Quasar RAT: A sneak peek into the Remote Access Trojan’s capabilities

• Quasar Remote Access Trojan uses two methods to achieve persistence such as scheduled tasks and registry keys.
• Its capabilities include capturing screenshots, recording webcam, reversing proxy, editing registry, spying on the user’s actions, keylogging and stealing passwords.

Quasar is a publicly available open-source Remote Access Trojan (RAT) which primarily targets Windows OS systems. Quasar RAT is distributed via malicious attachments in phishing emails. This RAT is written in the C# programming language.

Quasar was developed by GitHub user MaxXor to be used for legitimate purposes. However, the RAT has been used by bad actors in cyber-espionage campaigns. Quasar RAT was first released in July 2014 as “xRAT 2.0.” and was later renamed as “Quasar” in August 2015.

The Remote Access Trojan uses two methods to achieve persistence - Scheduled tasks and Registry keys.

What are the capabilities of Quasar RAT?

Quasar RAT’s capabilities include:

• Managing tasks and files
• Downloading, uploading, and retrieving files
• Terminating connections and killing processes
• Configuring and building client executables
• Compressing and encrypting communication
• Executing computer commands
• Opening a remote desktop connection
• Capturing screenshots and recording webcam
• Reversing proxy and editing registry
• Spying on the user’s actions
• Keylogging and stealing passwords

DustSky campaign against governments

In January 2017, Palo Alto Networks observed Gaza threat actor group’s DustSky campaign targeting government institutions in the Middle East. The campaign installed the Downeks downloader, which in turn dropped the Quasar RAT on to victims’ computers.

Quasar RAT used in Ukraine

In January 2018, attackers targeted the Ukranian Ministry of Defense with the Quasar RAT and a custom malware dubbed VERMIN. The malware strains were distributed via decoy documents. The attack was aimed at stealing system information, usernames, keystrokes, and clipboard data.

Malware campaign drops Quasar RAT and NetWiredRC RAT

In February 2018, researchers observed a malware campaign that distributed the Quasar RAT and NetWiredRC RAT as final payloads via malicious RTF documents.

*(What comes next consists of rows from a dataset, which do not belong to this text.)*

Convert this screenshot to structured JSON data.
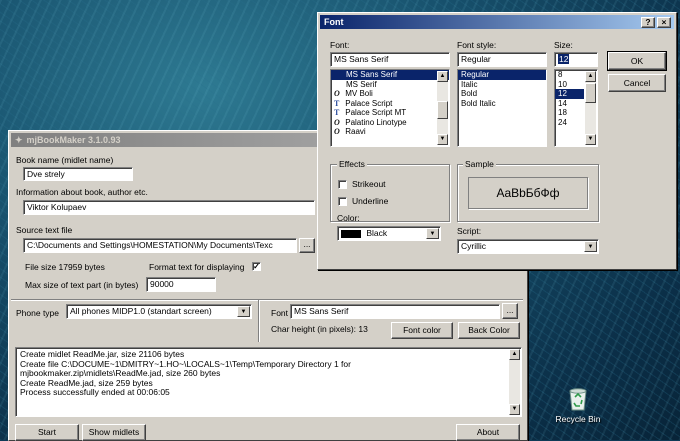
{
  "desktop": {
    "recycle_bin_label": "Recycle Bin"
  },
  "main_window": {
    "title": "mjBookMaker 3.1.0.93",
    "book_name_label": "Book name (midlet name)",
    "book_name_value": "Dve strely",
    "book_info_label": "Information about book, author etc.",
    "book_info_value": "Viktor Kolupaev",
    "source_label": "Source text file",
    "source_value": "C:\\Documents and Settings\\HOMESTATION\\My Documents\\Texc",
    "browse_label": "...",
    "file_size_text": "File size 17959 bytes",
    "format_text_label": "Format text for displaying",
    "format_text_checked": "✓",
    "max_size_label": "Max size of text part (in bytes)",
    "max_size_value": "90000",
    "phone_type_label": "Phone type",
    "phone_type_value": "All phones  MIDP1.0 (standart screen)",
    "font_label": "Font",
    "font_value": "MS Sans Serif",
    "font_browse_label": "...",
    "char_height_text": "Char height (in pixels): 13",
    "font_color_button": "Font color",
    "back_color_button": "Back Color",
    "log_lines": [
      "Create midlet ReadMe.jar, size 21106 bytes",
      "Create file C:\\DOCUME~1\\DMITRY~1.HO~\\LOCALS~1\\Temp\\Temporary Directory 1 for",
      "mjbookmaker.zip\\midlets\\ReadMe.jad, size 260 bytes",
      "Create ReadMe.jad, size 259 bytes",
      "Process successfully ended at 00:06:05"
    ],
    "start_button": "Start",
    "show_midlets_button": "Show midlets",
    "about_button": "About"
  },
  "font_dialog": {
    "title": "Font",
    "help_glyph": "?",
    "close_glyph": "×",
    "font_label": "Font:",
    "font_value": "MS Sans Serif",
    "font_list": [
      {
        "name": "MS Sans Serif",
        "icon": ""
      },
      {
        "name": "MS Serif",
        "icon": ""
      },
      {
        "name": "MV Boli",
        "icon": "O"
      },
      {
        "name": "Palace Script",
        "icon": "T"
      },
      {
        "name": "Palace Script MT",
        "icon": "T"
      },
      {
        "name": "Palatino Linotype",
        "icon": "O"
      },
      {
        "name": "Raavi",
        "icon": "O"
      }
    ],
    "style_label": "Font style:",
    "style_value": "Regular",
    "style_list": [
      "Regular",
      "Italic",
      "Bold",
      "Bold Italic"
    ],
    "size_label": "Size:",
    "size_value": "12",
    "size_list": [
      "8",
      "10",
      "12",
      "14",
      "18",
      "24"
    ],
    "ok_button": "OK",
    "cancel_button": "Cancel",
    "effects_label": "Effects",
    "strikeout_label": "Strikeout",
    "underline_label": "Underline",
    "color_label": "Color:",
    "color_value": "Black",
    "color_swatch": "#000000",
    "sample_label": "Sample",
    "sample_text": "AaBbБбФф",
    "script_label": "Script:",
    "script_value": "Cyrillic"
  },
  "colors": {
    "active_title": "#0a246a",
    "inactive_title": "#808080",
    "selection": "#0a246a",
    "face": "#d4d0c8"
  }
}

• The malicious RTF documents contained Microsoft Excel sheets that included a macro.
• The RTF documents force the users to enable the macro, upon which it executes the PowerShell command to download a malicious VBS file.
• The VBS file terminates all running instances of Microsoft Word and Excel process and finally downloads the payloads.

Attackers abuse RCE vulnerability to distribute Quasar RAT

A remote code execution vulnerability (tracked as CVE-2018-8373 ) with Internet Explorer’s scripting engine has been abused to distribute the Quasar RAT. This RCE vulnerability has been previously patched.

APT10 uses PlugX and Quasar RAT

In May 2019, researchers observed the Chinese cyber-espionage group APT10 using two loader variants and various payloads to launch attacks against government and private organizations in Southeast Asia.

• The two variants are PlugX and Quasar RAT.
• These loader variants drop malicious files such as Jjs.exe, jli.dll, Msvcrt100.dll, and svchost.bin to distribute additional payloads.